Because of the kind of music that he made. He was hands-on with that and trying to make that work. God don’t give you nothing that you ain’t ready for. He don’t put nothing on your plate that you can’t eat. I guess everybody has their time. His time was a year ago and my time is now.
Flo Rida also has songs that are more pop-influenced than raw hip-hop. Would you be down to make pop songs if it meant blowing up?
Of course. Of course. I make music. Period.
How much of your album is gritty hip-hop versus radio-friendly songs?
I wouldn’t even put it in genres and brackets. I would just put it as a classic album. Nothing’s missing from that album. There’s going to be nothing missing from that album. You’ll have everything you need on that album.
How would you describe yourself as a rapper today?
One of the best, man. Everybody say they’re the best but I’m really one of the best. I’m light years ahead. Call me Elroy Jetson. I’m in the sky. I’m in space.
Do you eat your toast and waffles in a single pill as well?
You already know! (laughs) I got a maid named Rosie too! You already know! (laughs)
Do you feel The Jetsons are an underrated and underappreciated cartoon?
Yeah. The world is like that. They’ll smile in your face and then you lose focus. That’s the one thing I think we need to change in this world that we’re living in. We have to give people their credit and their just due. That’s how people really get on.
How did you feel watching Barack Obama’s Inauguration the other day?
It was perfect because it was at a time when we were celebrating Martin Luther King. It really made us feel good. It feels like there’s a young Martin Luther King there. Shout out to the Barack Obama family. My girlfriend’s name happens to be Michelle too.
I heard a story that you spent over $400,000 of your mother’s wrongful death policy in less than a year.

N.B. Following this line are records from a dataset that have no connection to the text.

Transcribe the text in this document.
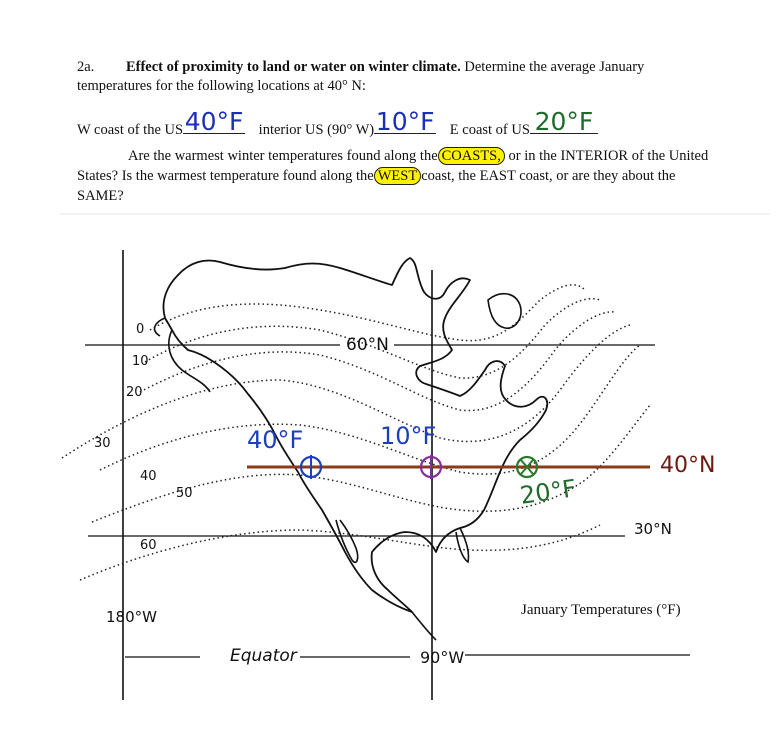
2a. Effect of proximity to land or water on winter climate. Determine the average January
temperatures for the following locations at 40° N:
W coast of the US 40°F interior US (90° W) 10°F E coast of US 20°F
Are the warmest winter temperatures found along the COASTS, or in the INTERIOR of the United
States? Is the warmest temperature found along the WEST coast, the EAST coast, or are they about the
SAME?
0
10
20
30
40
50
60
60°N
40°N
30°N
180°W
90°W
Equator
January Temperatures (°F)
40°F	10°F
20°F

Yeah. I spent that shit in less than a year. It just blew me up and basically made me the man I am today. You can’t cry over spilt milk and I have 10 gallons of milk on my floor. It just made me a stronger person. I feel like no sticks or stones or words can break me or nothing.

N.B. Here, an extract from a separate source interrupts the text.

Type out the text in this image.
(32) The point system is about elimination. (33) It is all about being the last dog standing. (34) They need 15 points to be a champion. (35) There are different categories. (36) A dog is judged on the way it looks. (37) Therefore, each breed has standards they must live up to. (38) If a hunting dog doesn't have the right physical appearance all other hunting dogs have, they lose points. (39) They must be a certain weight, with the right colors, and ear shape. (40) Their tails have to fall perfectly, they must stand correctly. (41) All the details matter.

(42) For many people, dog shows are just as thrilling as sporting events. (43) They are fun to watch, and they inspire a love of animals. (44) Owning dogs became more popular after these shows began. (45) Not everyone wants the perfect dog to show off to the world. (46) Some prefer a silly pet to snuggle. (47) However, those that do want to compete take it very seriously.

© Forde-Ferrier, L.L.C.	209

How do you even spend that much money in one year?
Just doing a lot of shit. Just doing a lot of shit. (laughs) Put that in quotations – just doing a lot of shit.
Did that help your rap career at all?
Yeah. The things I experienced, they just blew me up.

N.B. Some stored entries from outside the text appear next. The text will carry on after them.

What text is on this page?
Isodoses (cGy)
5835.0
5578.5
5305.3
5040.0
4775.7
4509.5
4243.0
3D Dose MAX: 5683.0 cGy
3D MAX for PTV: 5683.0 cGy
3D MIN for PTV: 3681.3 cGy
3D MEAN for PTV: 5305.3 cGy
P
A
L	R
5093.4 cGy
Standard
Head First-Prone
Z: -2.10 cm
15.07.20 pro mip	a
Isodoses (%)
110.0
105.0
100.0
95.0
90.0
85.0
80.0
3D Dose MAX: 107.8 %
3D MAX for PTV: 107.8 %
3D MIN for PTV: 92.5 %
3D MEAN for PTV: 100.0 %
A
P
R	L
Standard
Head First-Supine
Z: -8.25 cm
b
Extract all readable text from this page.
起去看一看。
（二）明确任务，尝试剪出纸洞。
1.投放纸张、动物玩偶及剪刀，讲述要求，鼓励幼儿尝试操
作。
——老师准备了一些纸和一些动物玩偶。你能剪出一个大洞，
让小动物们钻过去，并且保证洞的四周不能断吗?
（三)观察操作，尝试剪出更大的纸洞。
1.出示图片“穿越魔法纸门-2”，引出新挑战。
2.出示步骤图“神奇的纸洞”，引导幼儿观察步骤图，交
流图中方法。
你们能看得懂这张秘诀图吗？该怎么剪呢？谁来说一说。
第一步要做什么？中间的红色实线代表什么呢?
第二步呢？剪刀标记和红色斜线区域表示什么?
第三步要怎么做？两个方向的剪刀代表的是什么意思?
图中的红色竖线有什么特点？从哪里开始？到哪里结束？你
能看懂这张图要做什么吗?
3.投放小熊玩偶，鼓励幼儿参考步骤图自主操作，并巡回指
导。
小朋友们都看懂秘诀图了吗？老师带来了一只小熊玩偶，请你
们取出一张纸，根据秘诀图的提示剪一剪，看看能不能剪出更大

Are you a little more tight-fisted with your money today?
I spend it. It’s called necessities and wants. I make sure everything I need is there and everything I want is there too. I basically do what I want. God has been blessing me and I’m just happy to be in this position.
Do you think rappers are feeling the effects of the recession?
We’re not above the recession because the cats that give us the money, they’re in a recession. Nah. We’re in a recession. It’s fucked up out here. There ain’t no work and ain’t no jobs.
What would you do to fix the economy?
Just give them the fucking money that they have sitting in the fucking treasury. We have the money. Give us the money.
In a way they did that with the corporate bailout, which I think you’re against.
They shouldn’t have done that. They should have given it to the people and everything else would have fallen in place.
If Obama ever needs another Secretary of the Treasury, can he call you?
He can give me a call. Just put cameras up in my office because I’ll want to take this money. (laughs)
Do you think fans expect less of artists in terms of lyrics that are coming from Miami?
Of course. That brings the sharpness factor out. I know I have surprises for fans. I surprise them every time. And artists are wrong when they say they don’t write. I make complete sentences. I was very good at language arts in school. I make complete sentences. I know the difference between adjectives, verbs and nouns.
Do you think the world is ready for Brisco?
They better be. I hope they’re ready for the realest thing in the world since 2Pac Shakur.